With just over nine weeks to go until election day, the question must be asked. Why don't I give a rat's patootie?

Further, for the first time in my voting life, I am an undecided voter. It's a weird sensation and one I'm completely unused to. Not that I've voted one way my whole life. I haven't. Times change, people change and I'm far from tribal. Judge me if you must.

I won't deny that elections can be invigorating and energising. Like taking a mid-winter plunge into icy water. Bracing beyond breathless belief. Sadly, I haven't experienced such a thrill about voting for a very long time.

So, I've decided it's okay to feel this way. My response - or non-response - is just as legitimate as all the partisans parsing their personal politics on every media platform known to mankind - none of which will influence one jot what I end up doing in the ballot box.


I guess, along with rising numbers of others, I'm electorally burnt out. I view voting as increasingly pointless. Sure, I'm certain I won't be voting for National or ACT. Absolutely, I want to see a change of Government. As day follows night, this I know. So, what's the problem?

First, let me blame the electoral choices.

Labour strikes me as tedious, tame and tired. Basically, they're more of the same. Nothing radical there. Hard to tick that box. They're so boring I can't even bring myself to say much more.

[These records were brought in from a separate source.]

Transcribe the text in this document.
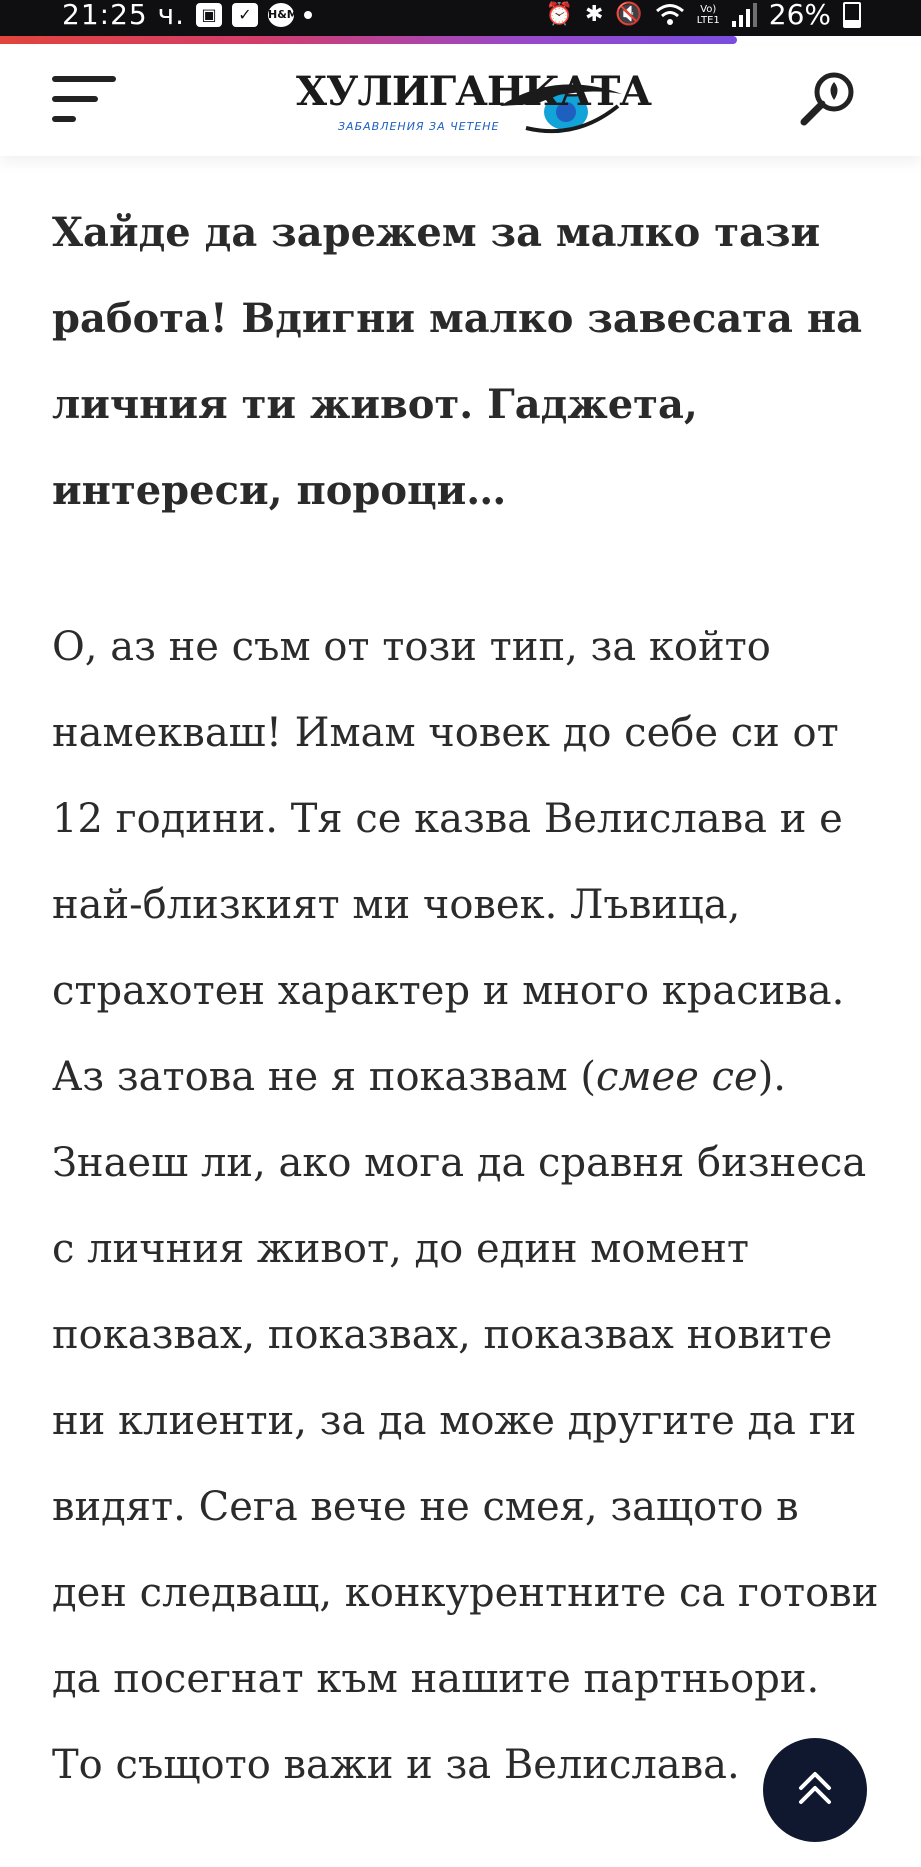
21:25 ч.	▣	✓	H&M	⏰ ✱ 🔇	Vo)
LTE1 26%
ХУЛИГАНКАТА
ЗАБАВЛЕНИЯ ЗА ЧЕТЕНЕ

Хайде да зарежем за малко тази работа! Вдигни малко завесата на личния ти живот. Гаджета, интереси, пороци…

О, аз не съм от този тип, за който намекваш! Имам човек до себе си от 12 години. Тя се казва Велислава и е най-близкият ми човек. Лъвица, страхотен характер и много красива. Аз затова не я показвам (смее се). Знаеш ли, ако мога да сравня бизнеса с личния живот, до един момент показвах, показвах, показвах новите ни клиенти, за да може другите да ги видят. Сега вече не смея, защото в ден следващ, конкурентните са готови да посегнат към нашите партньори. То същото важи и за Велислава.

The Greens are less boring but win big in the piety stakes. They're way out of step with the environmental credentials they've built their brand on too. I watch their ardent, earnest supporters at rallies make heart shapes with their hands and find myself literally fighting back waves of nausea. I guess I'm not feeling the love. What's wrong with me?

Winston? Sometimes he gets it so right I want to kiss him. Then, as I'm puckering up to do just that, he gets it so wrong that my lips lose all interest and unpucker extremely quickly. Also, Shane Jones? What was he thinking?

As for those minor parties bringing up the rear, the problem is that a vote for them won't change the Government. I'm nothing if not realistic.

I guess, along with rising numbers of others, I'm electorally burnt out. I view voting as increasingly pointless.

Second, let me blame the nature of campaigning.

The overt play for media soundbites. followed by squeals of disapprovals from the partisans when it doesn't come across exactly how they wanted, is an endless cycle of yuck. Yes, the media's great when you need them - and how the pollies need them - but suddenly bloody terrible when they don't do your bidding.


Campaigning has essentially morphed into a giant reality TV show in the sub-genre style of soap opera and, if you're human-centric, it's the near perfect escape from what's actually going on around you. It's addictive, and not in a good way.

The tribalism, good versus evil, black and white narratives, the rah rah. It could be an All Blacks test. Obviously, it IS far more important but, when that's the packaging, you start to doubt it.

Third, let me blame the divisiveness of it all.

Used to be people didn't talk about their voting choices. My parents' generation didn't generally tell anyone how they voted - including each other. I'm not suggesting that's better, but it was done to stop petty political arguments at the dinner table. Or at the pub. It worked.

There was a sense that it was a private matter to be taken very seriously, and that it was nobody else's business. Like faith, and masturbation. Heaven forbid.

Now, you just have to jump on Twitter for five minutes to hear all about everyone's personal, sexual, intersectional, and political thoughts on just about anything that walks.

Nothing is sacred anymore.

Finally, just because I'm totally uninspired doesn't mean others aren't loving the game. It's war, and some people love war. It's just I've lost my appetite for the fight.

My sense is that 2017's election will be a killer. It will test friendships, familial ties and, in some cases, the will to live. It will be ugly, brutal and acrimonious. The folks making the heart shapes with their loving hands will be scrabbling down in the dirt along with the most cold-hearted Tory.

The question then is will New Zealanders emotionally survive the campaign, let alone the result?

We are an extremely divided country right now, and this election is crucial for many. Three more years of what we've got? I hope not, but would a change of faces and some policy tweaks outrun the planetary mess we find ourselves in? I sincerely doubt it.

Either way, this reluctant voter, will see you at the ballot box. I'll be there in body, but my spirit left the building ages ago.